After two weeks of impeachment proceedings, on Wednesday, Feb. 5, the U.S. Senate voted to acquit President Donald Trump on both counts in his impeachment trial. Trump had been impeached on two counts: abuse of power and obstruction of Congress. Forty-eight senators supported a verdict of guilty on Article I, abuse of power, with 52 voting not guilty. Forty-seven senators supported a verdict of guilty on Article II, obstruction of Congress, with 53 voting not guilty. In order to convict Trump on either Article I or Article II, the Senate would have had to have reached 67 votes in favor of finding Trump guilty on each count in order to remove him from office.
After a divisive two-week process, votes for and against Trump’s removal from office adhered relatively closely to party lines. However, Sen. Mitt Romney, a Republican from Utah, voted in favor of convicting and removing Trump on Article I. Romney went on to acknowledge that he felt compelled by the oath he swore in Trump’s case to act on his conviction that the president’s actions were grievously wrong and expects to be denounced by the party in the fallout of the proceedings. Romney is the first senator to vote against his party during an impeachment proceeding.
In a statement to NBC, Stephanie Grisham, the press secretary of the White House, noted that the outcome marks “full vindication and exoneration” for Trump.
“This entire effort by the Democrats was aimed at overturning the results of the 2016 election and interfering with the 2020 election,” Grisham said, after referring to Romney as a failed Republican presidential candidate.
In an op-ed penned to the Washington Post after the proceedings, the seven Democratic House impeachment managers defended the necessity for the impeachment proceedings. Reps. Adam Schiff of California, Jerrold Nadler of New York, Zoe Lofgren of California, Hakeem Jeffries of New York, Val Demings of Florida, Sylvia Garcia of Texas and Jason Crow of Colorado were nominated as the Democratic House managers during the impeachment trial of President Trump.
“Over the past two weeks, we have argued the impeachment case against President Trump, presenting overwhelming evidence that he solicited foreign interference to cheat in the next election and jeopardized our national security by withholding hundreds of millions of dollars in security assistance to pressure Ukraine to do his political bidding. When the president got caught and his scheme was exposed, he tried to cover it up and obstruct Congress’s investigation in an unprecedented fashion. As the trial progressed, a growing number of Republican senators acknowledged that the House had proved the president’s serious misconduct,” the representatives wrote. “Republican leadership in the Senate had the power to conceal the president’s full misconduct during the trial by disallowing witnesses and documents, but they cannot keep the full, ugly truth of the president’s conduct, and that of all the president’s men, from the American people. Not for long.”

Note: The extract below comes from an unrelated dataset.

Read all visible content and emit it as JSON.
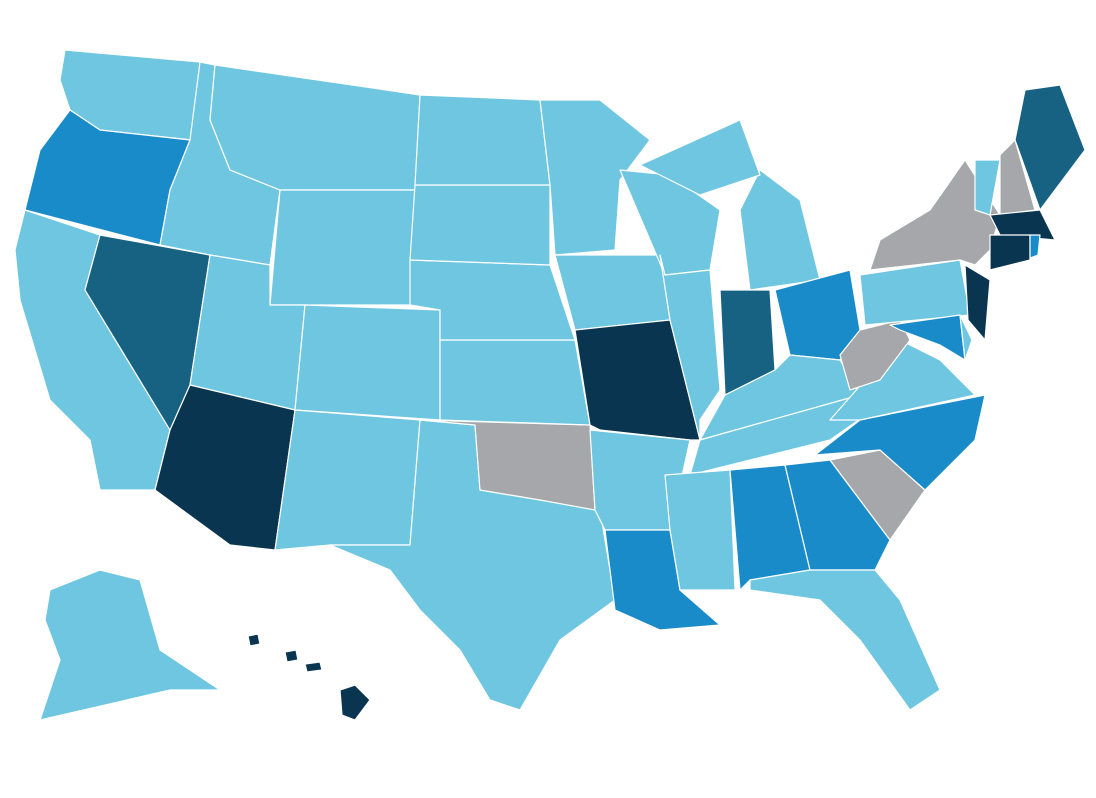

The op-ed references the vote from the previous week’s proceedings, in which Republicans voted down the motion to introduce key witnesses, such as former national security advisor John Bolton. The Senate had voted on Friday, Jan. 31, on whether to invite witnesses and corresponding documents with 51 Republicans voting against introducing witnesses. Two senators, Sens. Romney and Susan Collins of Maine, crossed the aisle and voted in favor of allowing witnesses. However, Sen. Collins did not step across the aisle during the vote for conviction or acquittal.
In a statement to the press, Collins stated that she felt as though Trump would learn from his trial, but later rescinded the quote, saying that “her belief that President Trump had learned a lesson from impeachment” may not be correct.
“That may be aspirational,” Collins later said.
She also defended her vote in favor of acquittal, saying that she felt she had done her duty.
“I think it’s important to understand that when you’re in an impeachment trial, you consider the evidence that is before you,” Collins noted. “You don’t try to make predictions. You consider the evidence that’s before you. In this case, the evidence did not meet the high bar that’s established by the Constitution for immediate removal of the president from office. So that was the basis for my decision.”
Following the impeachment proceedings, Trump fired three witnesses. Lt. Col. Alexander Vindman, a key witness, was ousted on Friday afternoon, followed by his twin brother Lt. Col. Yevgeny Vindman some 15 minutes later. Trump also dismissed Gordon Sondaland, who had acted as the U.S. ambassador to the European Union. Democrats and Republicans have noted that these firings seem indicative of retaliatory action, and have voiced disapproval.